Judges may not agree that these are necessarily "good" reasons to miss court. Things like alarm clock issues and car trouble are used and abused by defendants every day. Don't make excuses and NEVER try to lie to a judge. Believe me, they have heard it all.
REALLY BAD REASONS TO MISS COURT
This list goes on and on, but you get the gist.
"My attorney told me"
Attorneys sometimes say things like, "Don't worry about it", "I'll get it passed" etc. You may have the best and most respected attorney around, but don't EVER miss an appointment between you and your judge! Double or even triple check to make 100% sure that you're case has been passed or dismissed. Call your bondsman, call your attorney, and call the court clerk and be absolutely positive you aren't required to show. That being said, its not a bad idea to show up anyway, just in case. Communication is key.
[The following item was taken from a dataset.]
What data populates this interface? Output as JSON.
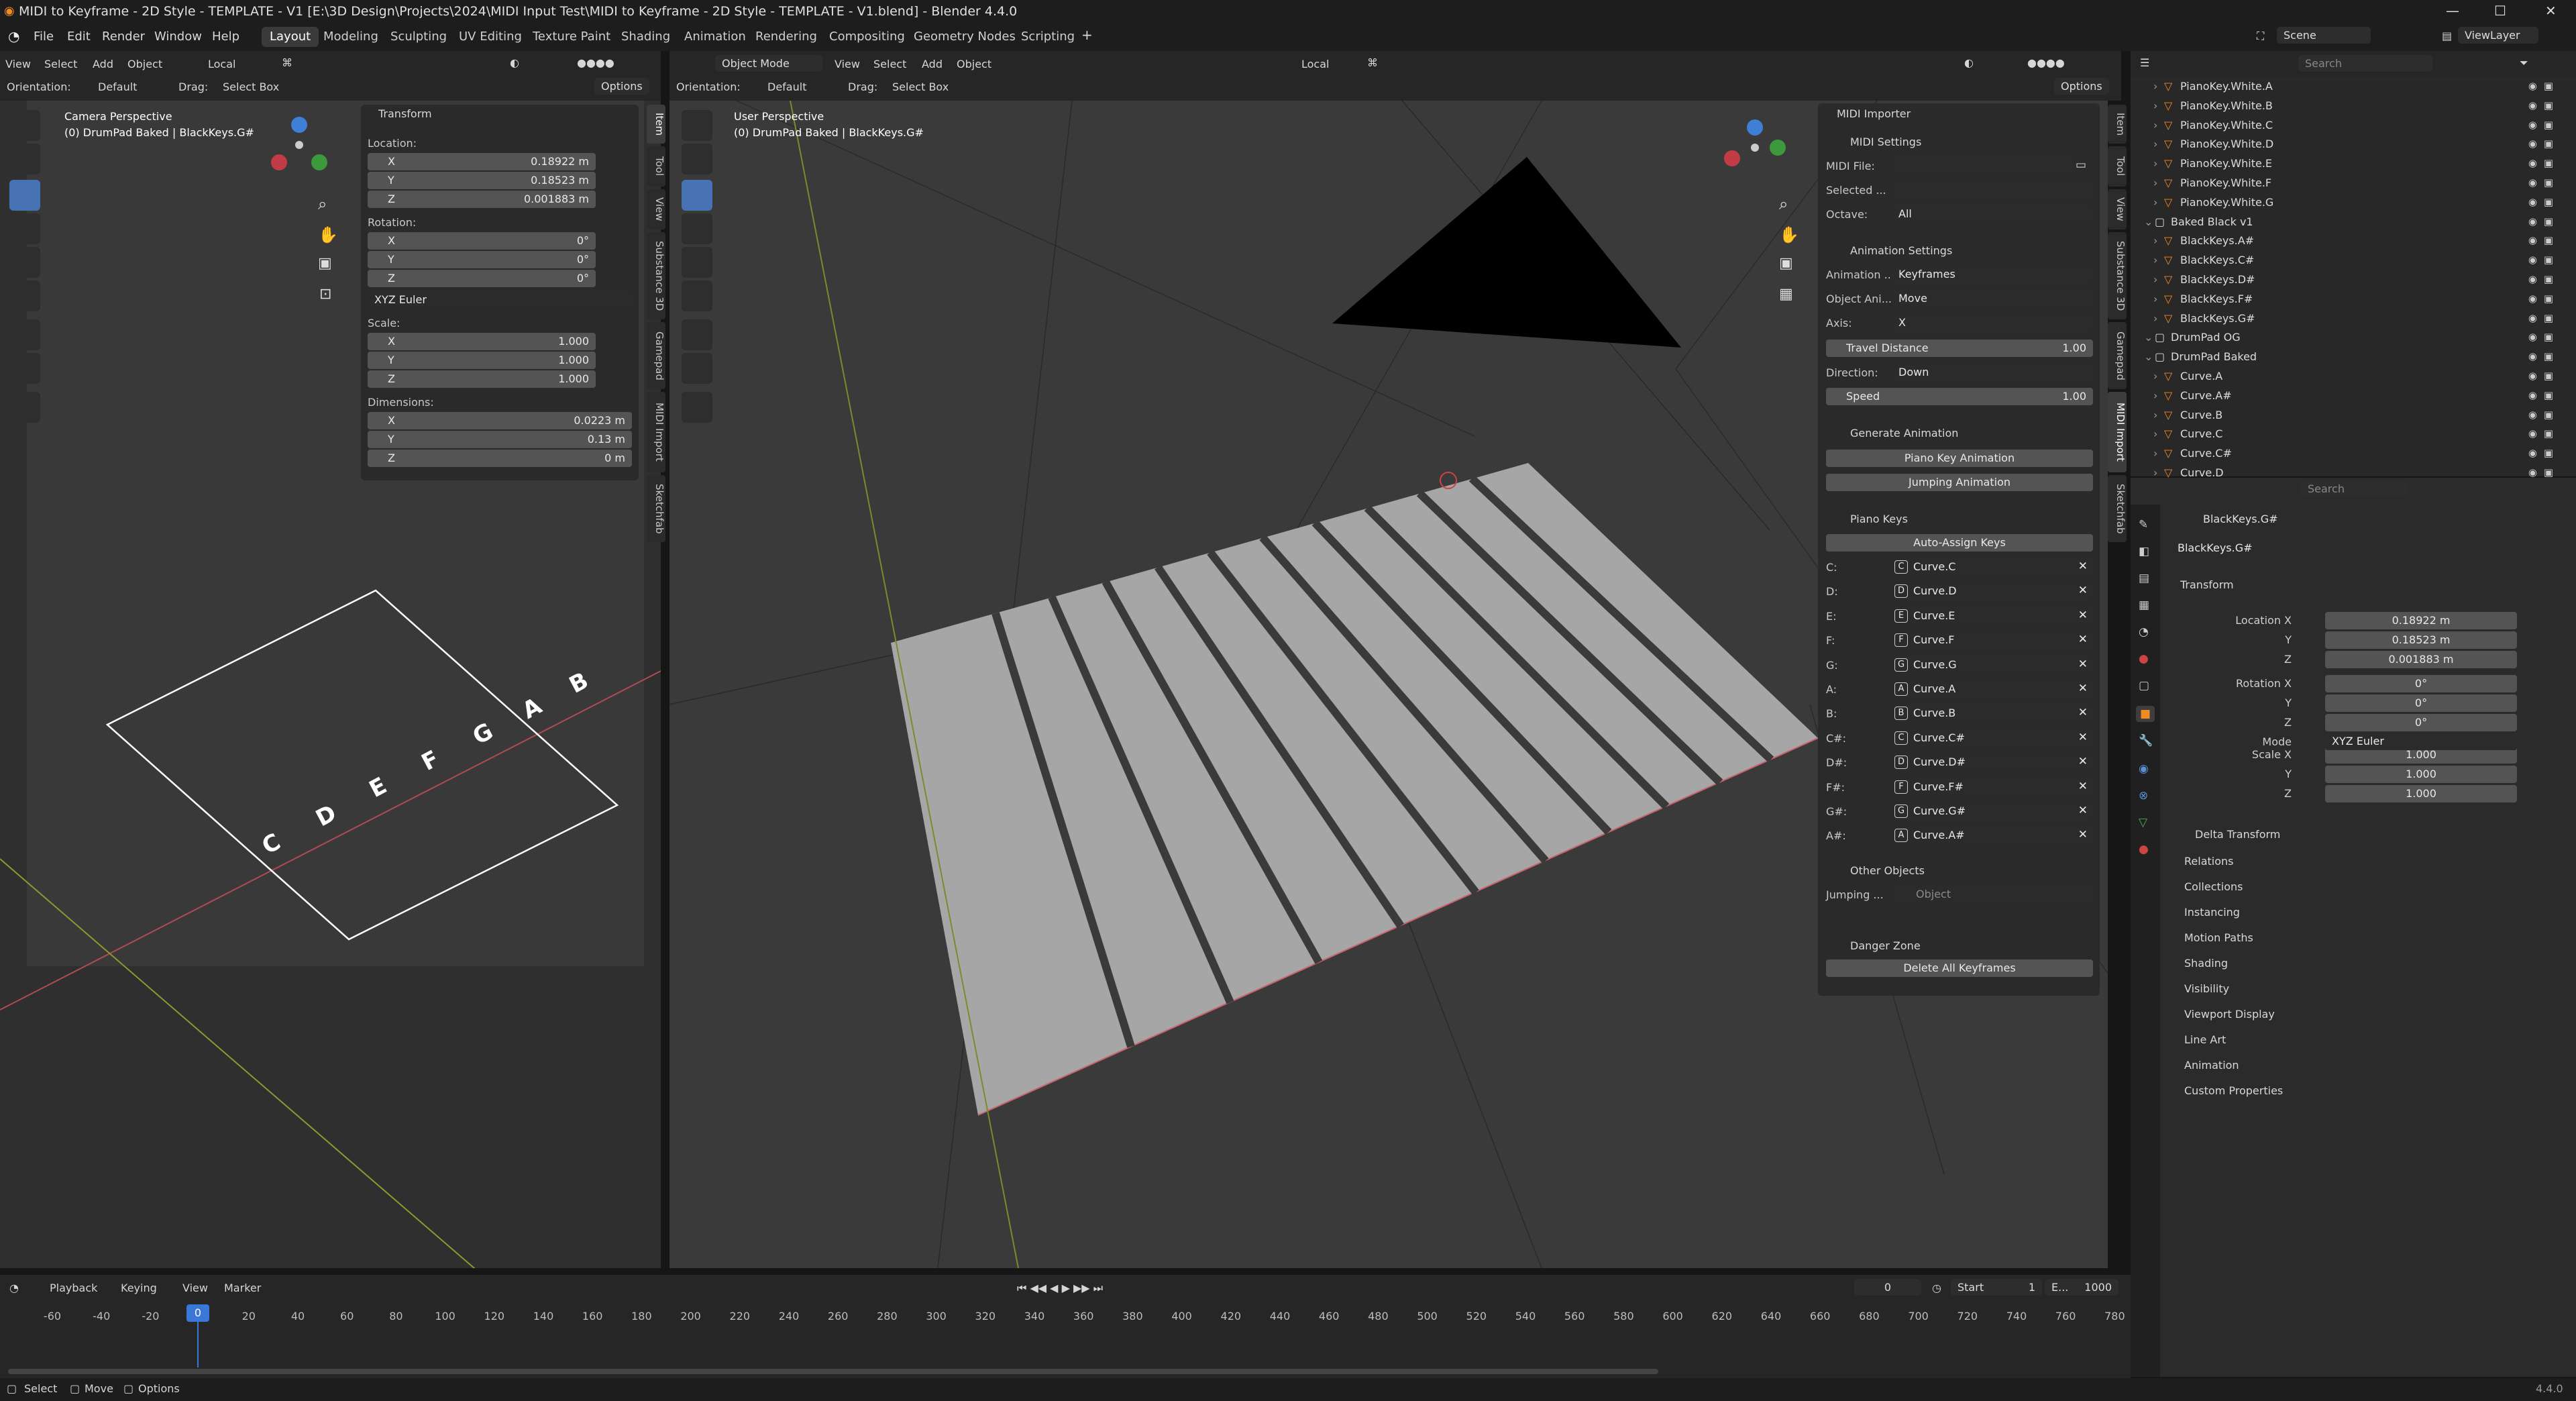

Scared will never go away by running. If you are scared, ask questions. Stay positive. Do all you can to demonstrate responsibility, care and respect. Judges like that. When your actions take you down a scary and uncertain path, ask questions and prepare. Be accountable, deal with it, learn from it, put it behind you, and move forward with your life. This is the ONLY way to live in peace instead of in fear.
We may not have a degree in criminal justice or the ability to even offer legal advice, but we can be supportive and offer encouraging advice for life.
When a defendant fails to appear in court a forfeiture occurs. The judge will issue a warrant and an order upon the surety and bail bondsman to present the total value of the bond, in cash, to the court within a short time frame. Bond forfeitures are "worst case scenarios" for all parties involved in a bond agreement. If a forfeiture occurs, it is very important that the defendant is presented quickly to the court so the judge can set the forfeiture aside. In the event that the defendant runs or hides, the bail bond company will employ a bail enforcer (bounty hunter) to recover he defendant and surrender them to the appropriate jurisdiction.
A bounty hunter is a skilled professional who is hired by a bail bondsman to find and capture a fugitive in exchange for a monetary reward. Many times the bondsman themselves is a bounty hunter. The "bounty" is typically a percentage of the bail. They are closely monitored by state insurance departments and other licensing authorities.
Gone are the days of "Dead or Alive", but none the less, bounty hunters take their role seriously and will investigate, research, interview, and stake out until their fugitives have been caught. Individuals in this profession usually have a distinct set of qualities, including resourcefulness, intelligence, perseverance, and surprisingly great contacts. Bounty hunters are often former police officers or private investigators and are educated in the field of criminal justice and/or law enforcement and have training in self-defense, firearms and weapons. Bounty hunters are NOT required to have a search warrant to enter a home.